Ele só tá querendo te comer
Entre os muitos segredos da humanidade trancafiados em cofre inviolável e antiatômico, estão o porquê de o pão sempre cair com o lado da geleia para baixo, a lógica que explica o hábito de abaixar o volume do rádio do carro enquanto se procura por uma vaga, e o motivo pelo qual você, mulher, concretizou todas estas suas brilhantes conquistas na vida. Da vaga de emprego ao assento no metrô, passando pelo seu salário e o desconto no boleto do celular, tudo tem a mesma explicação: é só porque um cara está querendo te comer.
Eu sei que você não sabia disso. Ninguém sabia, na verdade, e isso porque há uma grande conspiração pra que a gente siga achando que alcança as coisas por capacidade. Por inteligência, estudo, por talento. Que bobagem. Foi essa sua xoxota, menina, que te trouxe onde você está agora. Foi de olho apenas nela que homens e mais homens te abriram portas, te assinaram contratos e te estenderam a mão ao longo do caminho, fazendo você ser quem você é hoje.
Veja meu caso, por exemplo, uma jornalista até da bacana, com certa aptidão para a apuração e a escrita, 20 anos na praça, e pela segunda vez na carreira sentada aqui à mesa do maior jornal do país. Esforço? Não, pepeca mesmo, pelo que disseram.
A delação se deu assim, para resumir: semana passada, um homem me elogiou profissionalmente, eu contei sobre o elogio a outro homem amigo, este outro homem amigo me explicou que, na verdade, quando opinou sobre meu talento, o homem original não queria me encorajar, mas, sim, apenas transar comigo (se esse texto ficou confuso chame um homem e peça ajuda que ele te explica).
E a piada toda acaba aqui – a minha, porque a anedota masculina ainda vai demorar muito pra terminar. Até lá, a gente até pode fazer um texto ou outro tirando onda de costumes excêntricos como este, de reduzir mulheres aos seus sexos e o que eles podem oferecer ao mundo, mas, fora as colunas, na vida prática não dá mais para brincar com um assunto assim.
Chega de fingir que a gente não se importa. Com medo de perder o amigo, o emprego, o namorado, ou qualquer oportunidade importante que seja, acabamos engolindo, em silêncio, o que de engraçado não tem nada, e só faz agredir gratuitamente.
Quando alguém nos diz que algo que conquistamos veio apenas porque um homem quer nos levar pra cama, a violência maior contida nessa fala não é a ofensa em si, mas, sim, a consequência que ela traz consigo, de fazer com que a gente se questione, duvidando da nossa própria capacidade. Será mesmo que eu só consegui esse salário porque meu chefe quer me comer?
Não, garota. O que você ganhou e tem é mérito todo seu.

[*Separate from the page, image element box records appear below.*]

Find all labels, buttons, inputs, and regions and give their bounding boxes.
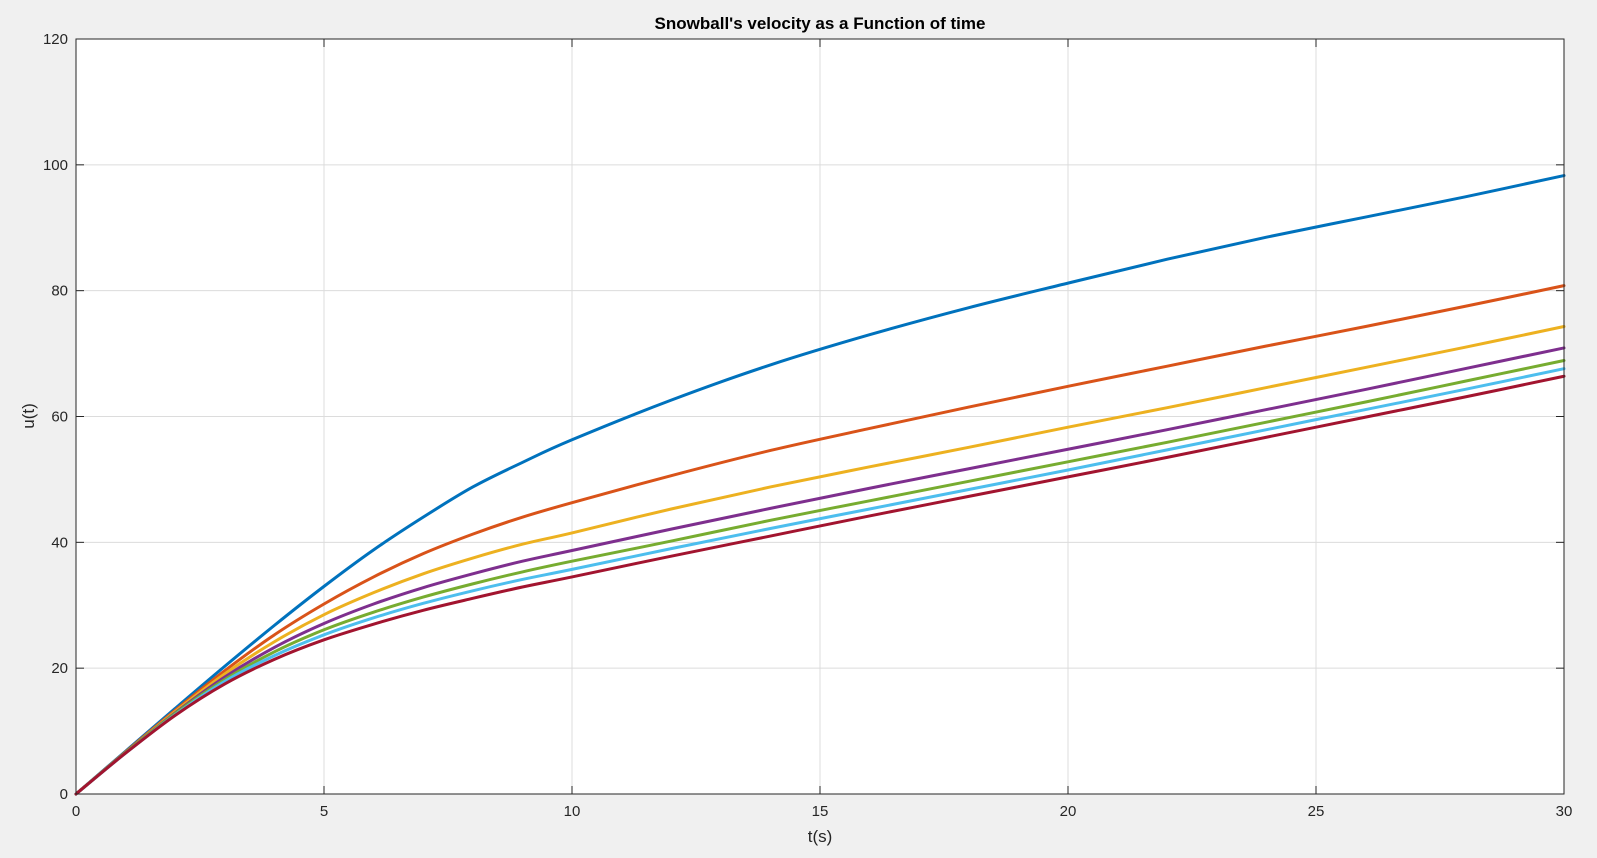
x-tick-label: 20	[1060, 803, 1077, 820]
x-tick-label: 10	[564, 803, 581, 820]
series-line-7	[74, 374, 1566, 796]
y-tick-label: 20	[51, 660, 68, 677]
y-tick-label: 0	[60, 786, 68, 803]
tick-labels: 0 5 10 15 20 25 30 0 20 40 60 80 100 120	[43, 31, 1572, 820]
series-line-1	[74, 174, 1566, 796]
grid	[76, 39, 1564, 794]
y-tick-label: 60	[51, 409, 68, 426]
series-line-4	[74, 346, 1566, 796]
series-layer	[74, 174, 1566, 796]
x-tick-label: 30	[1556, 803, 1573, 820]
series-line-3	[74, 325, 1566, 796]
x-tick-label: 0	[72, 803, 80, 820]
x-tick-label: 5	[320, 803, 328, 820]
x-tick-label: 25	[1308, 803, 1325, 820]
chart-title: Snowball's velocity as a Function of tim…	[655, 14, 986, 33]
ticks	[75, 38, 1565, 795]
x-axis-label: t(s)	[808, 827, 833, 846]
x-tick-label: 15	[812, 803, 829, 820]
series-line-2	[74, 284, 1566, 796]
y-tick-label: 80	[51, 283, 68, 300]
series-line-5	[74, 359, 1566, 796]
y-axis-label: u(t)	[19, 403, 38, 429]
series-line-6	[74, 367, 1566, 796]
y-tick-label: 40	[51, 534, 68, 551]
y-tick-label: 100	[43, 157, 68, 174]
y-tick-label: 120	[43, 31, 68, 48]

Até porque não há mulher no mundo, por mais reluzente que sua buceta seja, que se sustente em um lugar que não lhe pertence, em uma posição da qual não dê conta.
Tive um namorado que, religiosamente, a cada êxito que se apresentava na minha trajetória, menosprezava meu momento usando essa frase clássica. Não importava o que eu tivesse conseguido, obviamente era só porque alguém estava de olho em uma trepada.
No caso dele, era porque se tratava de um homem brutalmente inseguro, e que no fundo se achava incapaz, ele mesmo, de conseguir coisas por mérito próprio, entendendo, assim, que a lógica se aplicaria igual para todo mundo.
Não sei explicar por que outros homens ainda perpetuam esta visão deturpada e este hábito escroto, se é porque, como fazia meu ex (e os ex de outras tantas amigas, que eu sei), precisam que a gente se sinta péssima para não querer nunca ir embora do lado deles, temerosas do futuro sem suas companhias. Mas sei que, conforme amadureço e aprendo mais sobre mim e sobre nós todas juntas, já entendo que, pode até ainda doer na hora do tiro, quando um paspalho abre a boca pra me alvejar com este absurdo, mas que não cabe mais eu duvidar das minhas qualidades por causa da opinião alheia.
Aprendi essa lição. E ela mostra que, quando um homem fala assim de outro, isso diz muito mais sobre ele próprio do que sobre aquele que virou assunto – e que, de mim, sem dúvida, absolutamente nada diz.